贋作・夜は短し歩けよ乙女

「良くないことだと思ってるけれど」と、彼はいつもの前置きをしてから、煙草に火をつける。ゆっくりと、まるで悪びれたそぶりも見せずに煙を吐き出して、満足そうに言葉を続ける。

「歩き煙草はやめられませんな」

にやにやしちゃって、いい大人が恥ずかしくないのかな。まあいいか、別に今日にはじまったことではないし、彼はそういう男だ。コンビニで買った発泡酒のフタを開ける。プシッ、てね。相も変わらず、景気のいい音。切れかかった街灯が点滅を繰り返す。湿気が残る夜、寂れた街並みを歩きながら飲む安い発泡酒は格別で、これこそやめられないと思った。
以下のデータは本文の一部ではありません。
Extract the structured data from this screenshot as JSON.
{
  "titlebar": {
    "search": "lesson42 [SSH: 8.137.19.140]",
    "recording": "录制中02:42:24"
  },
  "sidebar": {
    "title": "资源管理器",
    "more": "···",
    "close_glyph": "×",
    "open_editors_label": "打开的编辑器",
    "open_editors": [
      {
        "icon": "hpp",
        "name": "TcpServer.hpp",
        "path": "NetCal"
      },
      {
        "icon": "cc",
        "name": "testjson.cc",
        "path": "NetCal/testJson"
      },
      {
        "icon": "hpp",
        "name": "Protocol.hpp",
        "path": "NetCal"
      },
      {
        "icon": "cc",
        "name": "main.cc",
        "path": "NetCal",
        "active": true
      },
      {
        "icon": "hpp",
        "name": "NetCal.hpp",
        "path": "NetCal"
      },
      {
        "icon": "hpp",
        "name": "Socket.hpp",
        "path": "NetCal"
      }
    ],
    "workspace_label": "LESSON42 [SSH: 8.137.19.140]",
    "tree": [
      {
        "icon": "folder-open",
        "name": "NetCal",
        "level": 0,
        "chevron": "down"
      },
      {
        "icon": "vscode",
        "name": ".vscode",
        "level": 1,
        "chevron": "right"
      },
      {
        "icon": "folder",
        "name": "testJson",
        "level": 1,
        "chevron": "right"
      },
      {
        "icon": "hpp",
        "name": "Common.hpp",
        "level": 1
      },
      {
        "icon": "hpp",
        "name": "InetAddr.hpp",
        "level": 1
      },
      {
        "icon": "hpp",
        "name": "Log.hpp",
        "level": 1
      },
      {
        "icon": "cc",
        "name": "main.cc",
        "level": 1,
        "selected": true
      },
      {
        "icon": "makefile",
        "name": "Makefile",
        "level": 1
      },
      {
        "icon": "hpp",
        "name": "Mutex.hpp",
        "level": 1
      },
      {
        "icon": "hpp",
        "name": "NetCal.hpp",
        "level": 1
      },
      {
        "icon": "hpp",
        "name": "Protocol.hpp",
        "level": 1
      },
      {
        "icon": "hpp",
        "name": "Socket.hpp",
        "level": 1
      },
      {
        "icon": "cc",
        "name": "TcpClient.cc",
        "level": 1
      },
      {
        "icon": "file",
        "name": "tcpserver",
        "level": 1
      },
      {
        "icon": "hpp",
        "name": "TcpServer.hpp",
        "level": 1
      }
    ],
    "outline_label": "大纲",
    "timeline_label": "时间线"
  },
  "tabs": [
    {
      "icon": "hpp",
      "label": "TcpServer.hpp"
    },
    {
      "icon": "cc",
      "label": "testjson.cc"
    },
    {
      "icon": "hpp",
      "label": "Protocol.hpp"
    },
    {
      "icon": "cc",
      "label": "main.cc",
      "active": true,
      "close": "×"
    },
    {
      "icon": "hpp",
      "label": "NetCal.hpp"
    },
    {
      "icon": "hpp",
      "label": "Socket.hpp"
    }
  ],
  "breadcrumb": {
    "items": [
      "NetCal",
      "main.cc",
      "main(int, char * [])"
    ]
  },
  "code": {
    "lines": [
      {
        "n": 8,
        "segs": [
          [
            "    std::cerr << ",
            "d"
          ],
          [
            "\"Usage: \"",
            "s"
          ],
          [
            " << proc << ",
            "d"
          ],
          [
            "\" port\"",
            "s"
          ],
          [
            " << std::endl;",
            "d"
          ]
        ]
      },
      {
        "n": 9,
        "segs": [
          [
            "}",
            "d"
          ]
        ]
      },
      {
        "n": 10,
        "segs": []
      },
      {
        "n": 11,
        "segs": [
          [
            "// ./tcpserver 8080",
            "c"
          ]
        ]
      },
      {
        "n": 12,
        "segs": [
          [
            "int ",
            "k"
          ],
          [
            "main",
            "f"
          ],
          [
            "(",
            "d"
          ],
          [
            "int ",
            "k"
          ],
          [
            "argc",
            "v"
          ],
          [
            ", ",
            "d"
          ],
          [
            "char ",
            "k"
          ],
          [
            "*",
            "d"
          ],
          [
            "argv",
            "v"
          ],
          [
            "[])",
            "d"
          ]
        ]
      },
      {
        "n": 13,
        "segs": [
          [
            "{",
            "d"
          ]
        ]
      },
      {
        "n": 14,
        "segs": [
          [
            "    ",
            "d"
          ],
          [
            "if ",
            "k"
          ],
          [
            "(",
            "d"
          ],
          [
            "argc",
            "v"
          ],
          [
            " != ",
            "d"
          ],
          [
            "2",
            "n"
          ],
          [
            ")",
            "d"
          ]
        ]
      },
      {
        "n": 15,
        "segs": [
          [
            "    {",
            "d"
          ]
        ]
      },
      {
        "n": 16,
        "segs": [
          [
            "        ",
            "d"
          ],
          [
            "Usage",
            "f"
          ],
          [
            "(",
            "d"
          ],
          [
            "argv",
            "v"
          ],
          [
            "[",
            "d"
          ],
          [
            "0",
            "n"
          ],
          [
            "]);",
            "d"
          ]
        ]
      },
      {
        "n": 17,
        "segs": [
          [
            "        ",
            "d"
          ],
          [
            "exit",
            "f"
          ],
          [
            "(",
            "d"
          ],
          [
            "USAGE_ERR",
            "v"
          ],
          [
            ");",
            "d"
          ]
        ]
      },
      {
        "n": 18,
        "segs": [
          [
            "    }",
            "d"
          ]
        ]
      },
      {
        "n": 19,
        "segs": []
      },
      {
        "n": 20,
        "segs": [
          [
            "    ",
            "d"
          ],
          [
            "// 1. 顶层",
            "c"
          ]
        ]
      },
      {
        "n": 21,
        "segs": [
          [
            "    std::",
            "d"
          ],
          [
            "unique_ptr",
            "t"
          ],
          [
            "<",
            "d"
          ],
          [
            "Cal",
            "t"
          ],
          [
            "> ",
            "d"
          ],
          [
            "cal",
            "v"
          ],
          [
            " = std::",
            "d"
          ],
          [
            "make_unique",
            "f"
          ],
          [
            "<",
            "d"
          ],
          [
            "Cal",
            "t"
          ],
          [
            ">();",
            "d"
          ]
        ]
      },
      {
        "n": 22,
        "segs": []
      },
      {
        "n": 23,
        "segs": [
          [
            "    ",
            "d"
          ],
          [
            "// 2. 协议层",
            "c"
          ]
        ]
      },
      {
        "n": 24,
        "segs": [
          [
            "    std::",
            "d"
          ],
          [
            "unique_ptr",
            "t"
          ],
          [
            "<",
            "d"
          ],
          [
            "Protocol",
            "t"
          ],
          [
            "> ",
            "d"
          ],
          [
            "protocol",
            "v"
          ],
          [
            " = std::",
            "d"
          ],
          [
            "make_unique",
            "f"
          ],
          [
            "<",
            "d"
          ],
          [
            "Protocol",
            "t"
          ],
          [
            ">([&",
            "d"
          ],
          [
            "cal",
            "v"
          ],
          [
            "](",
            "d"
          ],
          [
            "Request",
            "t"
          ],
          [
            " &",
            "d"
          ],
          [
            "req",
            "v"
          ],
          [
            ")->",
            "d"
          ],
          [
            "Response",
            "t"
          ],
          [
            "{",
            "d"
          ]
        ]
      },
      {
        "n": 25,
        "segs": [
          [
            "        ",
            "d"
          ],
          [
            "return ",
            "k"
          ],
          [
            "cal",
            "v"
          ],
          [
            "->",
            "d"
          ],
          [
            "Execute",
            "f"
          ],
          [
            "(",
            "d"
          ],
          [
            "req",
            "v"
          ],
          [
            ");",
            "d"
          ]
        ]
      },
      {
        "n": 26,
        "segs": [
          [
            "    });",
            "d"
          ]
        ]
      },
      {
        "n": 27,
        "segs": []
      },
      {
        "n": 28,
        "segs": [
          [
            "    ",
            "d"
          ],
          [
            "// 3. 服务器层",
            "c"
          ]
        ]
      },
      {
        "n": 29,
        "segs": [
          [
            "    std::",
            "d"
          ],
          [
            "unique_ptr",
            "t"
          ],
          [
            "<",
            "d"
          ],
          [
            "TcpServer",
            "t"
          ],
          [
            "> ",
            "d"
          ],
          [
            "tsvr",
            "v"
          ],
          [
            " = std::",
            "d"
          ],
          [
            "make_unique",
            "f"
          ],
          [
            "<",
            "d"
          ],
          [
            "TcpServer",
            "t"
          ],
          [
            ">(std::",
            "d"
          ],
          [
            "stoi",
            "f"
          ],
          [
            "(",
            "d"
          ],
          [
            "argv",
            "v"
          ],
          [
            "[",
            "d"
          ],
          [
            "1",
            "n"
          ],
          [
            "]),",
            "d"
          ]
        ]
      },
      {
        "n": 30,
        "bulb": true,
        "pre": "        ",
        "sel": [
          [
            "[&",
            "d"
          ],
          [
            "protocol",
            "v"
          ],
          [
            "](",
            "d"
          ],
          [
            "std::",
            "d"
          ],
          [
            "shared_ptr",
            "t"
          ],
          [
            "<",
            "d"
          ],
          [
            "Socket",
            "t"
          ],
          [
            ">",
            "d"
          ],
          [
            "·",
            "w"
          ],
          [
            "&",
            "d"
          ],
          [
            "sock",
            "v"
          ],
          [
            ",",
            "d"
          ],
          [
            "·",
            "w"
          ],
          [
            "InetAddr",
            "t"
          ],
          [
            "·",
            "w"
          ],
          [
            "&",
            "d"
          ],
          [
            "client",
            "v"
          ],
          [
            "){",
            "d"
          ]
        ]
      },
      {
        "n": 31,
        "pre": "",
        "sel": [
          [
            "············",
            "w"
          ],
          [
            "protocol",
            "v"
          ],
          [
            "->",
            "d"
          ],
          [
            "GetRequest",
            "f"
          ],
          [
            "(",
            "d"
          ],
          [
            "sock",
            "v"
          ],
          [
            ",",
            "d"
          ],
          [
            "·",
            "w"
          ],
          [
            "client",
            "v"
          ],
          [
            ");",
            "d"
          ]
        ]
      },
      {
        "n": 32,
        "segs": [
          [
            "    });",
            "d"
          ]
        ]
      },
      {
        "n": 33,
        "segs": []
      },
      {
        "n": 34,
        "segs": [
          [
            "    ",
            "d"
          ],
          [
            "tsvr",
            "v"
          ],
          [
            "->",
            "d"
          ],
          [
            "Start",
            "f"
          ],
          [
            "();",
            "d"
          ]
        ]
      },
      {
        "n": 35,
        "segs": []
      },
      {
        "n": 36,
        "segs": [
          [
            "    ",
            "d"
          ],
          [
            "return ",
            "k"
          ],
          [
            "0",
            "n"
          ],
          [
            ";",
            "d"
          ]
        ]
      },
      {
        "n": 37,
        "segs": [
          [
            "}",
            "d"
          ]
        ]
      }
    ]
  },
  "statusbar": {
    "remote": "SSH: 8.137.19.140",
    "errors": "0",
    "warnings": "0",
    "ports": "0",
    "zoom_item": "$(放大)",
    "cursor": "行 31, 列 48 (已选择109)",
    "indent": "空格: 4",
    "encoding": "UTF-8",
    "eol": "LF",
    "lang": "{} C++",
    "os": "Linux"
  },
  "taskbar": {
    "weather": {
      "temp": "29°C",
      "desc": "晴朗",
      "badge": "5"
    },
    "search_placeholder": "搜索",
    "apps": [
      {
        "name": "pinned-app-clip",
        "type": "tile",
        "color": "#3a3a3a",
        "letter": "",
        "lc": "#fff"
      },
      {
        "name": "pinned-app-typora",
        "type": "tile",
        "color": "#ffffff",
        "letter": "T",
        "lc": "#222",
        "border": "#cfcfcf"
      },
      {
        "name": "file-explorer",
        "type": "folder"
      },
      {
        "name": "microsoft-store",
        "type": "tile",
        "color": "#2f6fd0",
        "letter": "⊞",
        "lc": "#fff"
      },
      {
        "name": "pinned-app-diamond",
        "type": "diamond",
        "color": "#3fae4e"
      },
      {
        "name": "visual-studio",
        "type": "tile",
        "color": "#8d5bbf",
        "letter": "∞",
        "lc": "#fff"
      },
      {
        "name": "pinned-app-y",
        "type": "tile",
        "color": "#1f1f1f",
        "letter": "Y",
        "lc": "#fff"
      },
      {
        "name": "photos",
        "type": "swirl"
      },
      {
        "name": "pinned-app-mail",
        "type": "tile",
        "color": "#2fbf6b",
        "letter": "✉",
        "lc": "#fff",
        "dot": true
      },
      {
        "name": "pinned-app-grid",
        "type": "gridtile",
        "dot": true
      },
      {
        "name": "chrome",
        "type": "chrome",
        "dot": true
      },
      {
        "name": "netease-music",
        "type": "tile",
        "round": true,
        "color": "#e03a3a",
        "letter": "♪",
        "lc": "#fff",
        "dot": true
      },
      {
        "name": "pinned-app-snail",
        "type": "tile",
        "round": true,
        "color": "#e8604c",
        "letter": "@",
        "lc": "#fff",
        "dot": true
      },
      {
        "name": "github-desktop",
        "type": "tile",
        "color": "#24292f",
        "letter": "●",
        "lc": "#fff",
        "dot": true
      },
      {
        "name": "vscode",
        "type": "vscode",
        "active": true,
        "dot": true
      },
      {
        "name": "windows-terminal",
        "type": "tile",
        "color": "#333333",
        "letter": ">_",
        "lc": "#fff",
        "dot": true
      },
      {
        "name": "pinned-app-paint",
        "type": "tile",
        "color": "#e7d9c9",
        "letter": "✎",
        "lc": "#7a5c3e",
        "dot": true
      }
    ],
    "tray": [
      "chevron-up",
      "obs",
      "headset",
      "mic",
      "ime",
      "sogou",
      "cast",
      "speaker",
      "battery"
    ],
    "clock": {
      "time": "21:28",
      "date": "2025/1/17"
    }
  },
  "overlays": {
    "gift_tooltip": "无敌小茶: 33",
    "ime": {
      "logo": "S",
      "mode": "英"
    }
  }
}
「しかし君も、色気がないね。こんな時間に、500mlの発泡酒をあおる女なんてさ」

「こんな時間に、わざわざ迎えに来させたのは誰?だいたい…」

喉まで出た言葉を、むりやり発泡酒で流し込んだ。そう、この人はいつもそうだ。私の反応を楽しんでるだけ、相手にするだけ喜ばせてしまう。無視した方がいいんだって知っているのに、彼の言葉は、私の神経の鋭いところをかすめてくる。本当、嫌になる。
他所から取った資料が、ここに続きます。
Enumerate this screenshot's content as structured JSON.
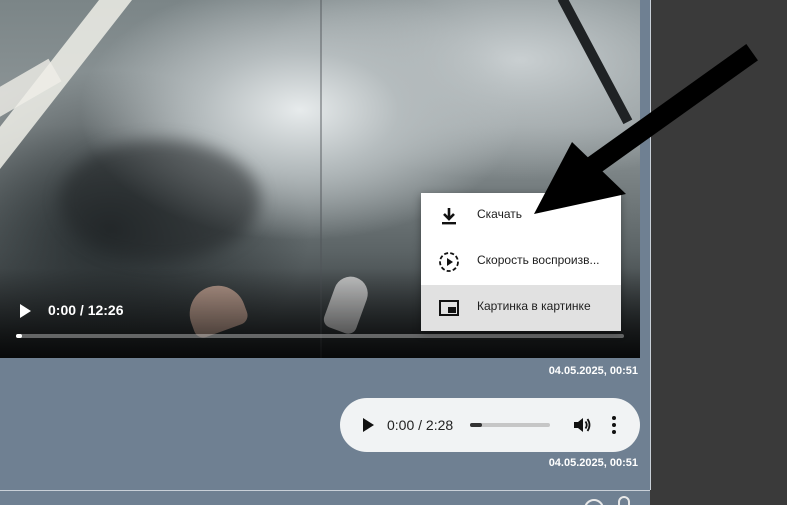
{
  "video": {
    "time": "0:00 / 12:26",
    "progress": 0.01
  },
  "context_menu": {
    "items": [
      {
        "label": "Скачать",
        "icon": "download-icon"
      },
      {
        "label": "Скорость воспроизв...",
        "icon": "playback-speed-icon"
      },
      {
        "label": "Картинка в картинке",
        "icon": "picture-in-picture-icon",
        "highlighted": true
      }
    ]
  },
  "messages": {
    "video_timestamp": "04.05.2025, 00:51",
    "audio_timestamp": "04.05.2025, 00:51"
  },
  "audio": {
    "time": "0:00 / 2:28",
    "progress": 0.15
  },
  "colors": {
    "chat_bg": "#6f8092",
    "menu_highlight": "#e1e1e1",
    "sidebar_bg": "#3a3a3a"
  }
}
彼と出会って、もう4年が過ぎた。少女というほど若くはなかったけれど、まだ精神的に幼かったと思う。片手に甘いカクテルを、もう片方の手で伸ばした髪の先をつまみながら「いい男なんて、そうそういないね」なんて、友だちと飲み歩いていたようなころ。バーの片隅で煙草を咥えていた彼が、大人びて見えた。魅力的だった。
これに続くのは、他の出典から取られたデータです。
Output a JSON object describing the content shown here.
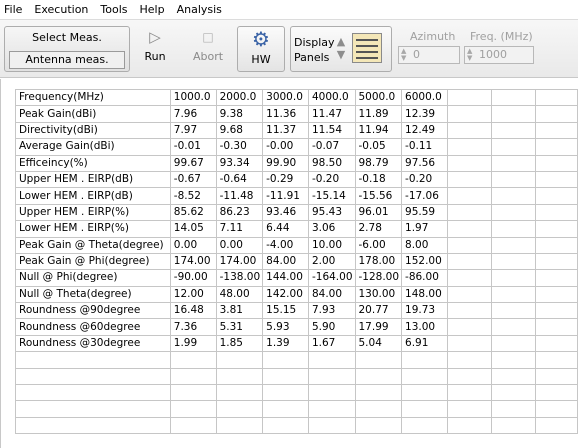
{
  "menu": [
    "File",
    "Execution",
    "Tools",
    "Help",
    "Analysis"
  ],
  "toolbar": {
    "select_meas_label": "Select Meas.",
    "antenna_meas_label": "Antenna meas.",
    "run_label": "Run",
    "abort_label": "Abort",
    "hw_label": "HW",
    "display_label": "Display",
    "panels_label": "Panels",
    "azimuth_label": "Azimuth",
    "azimuth_value": "0",
    "freq_label": "Freq. (MHz)",
    "freq_value": "1000"
  },
  "colors": {
    "hw_gear": "#3a63a6",
    "panel_icon": "#f4e7b8",
    "disabled_text": "#a0a0a0"
  },
  "table": {
    "header": [
      "Frequency(MHz)",
      "1000.0",
      "2000.0",
      "3000.0",
      "4000.0",
      "5000.0",
      "6000.0"
    ],
    "rows": [
      [
        "Peak Gain(dBi)",
        "7.96",
        "9.38",
        "11.36",
        "11.47",
        "11.89",
        "12.39"
      ],
      [
        "Directivity(dBi)",
        "7.97",
        "9.68",
        "11.37",
        "11.54",
        "11.94",
        "12.49"
      ],
      [
        "Average Gain(dBi)",
        "-0.01",
        "-0.30",
        "-0.00",
        "-0.07",
        "-0.05",
        "-0.11"
      ],
      [
        "Efficeincy(%)",
        "99.67",
        "93.34",
        "99.90",
        "98.50",
        "98.79",
        "97.56"
      ],
      [
        "Upper HEM . EIRP(dB)",
        "-0.67",
        "-0.64",
        "-0.29",
        "-0.20",
        "-0.18",
        "-0.20"
      ],
      [
        "Lower HEM . EIRP(dB)",
        "-8.52",
        "-11.48",
        "-11.91",
        "-15.14",
        "-15.56",
        "-17.06"
      ],
      [
        "Upper HEM . EIRP(%)",
        "85.62",
        "86.23",
        "93.46",
        "95.43",
        "96.01",
        "95.59"
      ],
      [
        "Lower HEM . EIRP(%)",
        "14.05",
        "7.11",
        "6.44",
        "3.06",
        "2.78",
        "1.97"
      ],
      [
        "Peak Gain @ Theta(degree)",
        "0.00",
        "0.00",
        "-4.00",
        "10.00",
        "-6.00",
        "8.00"
      ],
      [
        "Peak Gain @ Phi(degree)",
        "174.00",
        "174.00",
        "84.00",
        "2.00",
        "178.00",
        "152.00"
      ],
      [
        "Null @ Phi(degree)",
        "-90.00",
        "-138.00",
        "144.00",
        "-164.00",
        "-128.00",
        "-86.00"
      ],
      [
        "Null @ Theta(degree)",
        "12.00",
        "48.00",
        "142.00",
        "84.00",
        "130.00",
        "148.00"
      ],
      [
        "Roundness @90degree",
        "16.48",
        "3.81",
        "15.15",
        "7.93",
        "20.77",
        "19.73"
      ],
      [
        "Roundness @60degree",
        "7.36",
        "5.31",
        "5.93",
        "5.90",
        "17.99",
        "13.00"
      ],
      [
        "Roundness @30degree",
        "1.99",
        "1.85",
        "1.39",
        "1.67",
        "5.04",
        "6.91"
      ]
    ],
    "empty_rows": 5,
    "empty_cols": 3
  }
}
「恋に落ちる」という言葉はよく出来ていると思う。まさしく私は落ちていった。彼と会う時間が愛おしく、彼と会えない時間は退屈で仕方がなくなった。彼がいないと、彼がいないと、という私の生活は、きっと出会う前より豊かさを失って、窮屈で、真っ暗なものに変わっていった。

「来月、結婚する」

彼からそう告げられたとき、私はようやくこの穴から抜け出す梯子を見つけたようにも感じ、安心したことを覚えている。ところがその梯子は、驚くほど脆く、私が足をかけたところでポキリと音を立てて倒れ落ちた。

幸せってなんだろうと、まるで少女のような問いかけは、生活の其処此処に積もったまま、いつのまにか着古したTシャツのようにくたびれていった。好きだったテキーラサンライズは、甘ったるくて飲めなくなった。SNSで見る友人たちの笑顔と、よく似た味だと思った。

「ねえ」

問いかけられた私は、彼の方を振り返る。

「今日くらい、外してもいいかな」

彼は左手をかざし、薬指を立てて見せた。苦くて黒くて、ドロドロの想いが、私の胸に溢れた。惨めな私を守るために、彼を傷つける言葉が喉まで出たけれど、むりやり発泡酒で流し込んだ。違う、この人はいつもそうじゃないか。私の反応を楽しんでるだけ、相手にするだけ、喜ばせてしまう。無視した方がいいんだって。彼の言葉は、私の神経の鋭いところをかすめてくる。

「本当、嫌になる」

切れかかった街灯は、点滅を繰り返す。もう、この人のために流す涙はない。幸せってなんだろう。きっと楽しくて、あっという間に過ぎるような時間のことだろう。きっと、今日みたいな夜のことなんだろう。良くないこととわかっていても、彼は煙草に火をつけた。はやく、家に帰ろう。ねえ、はやく。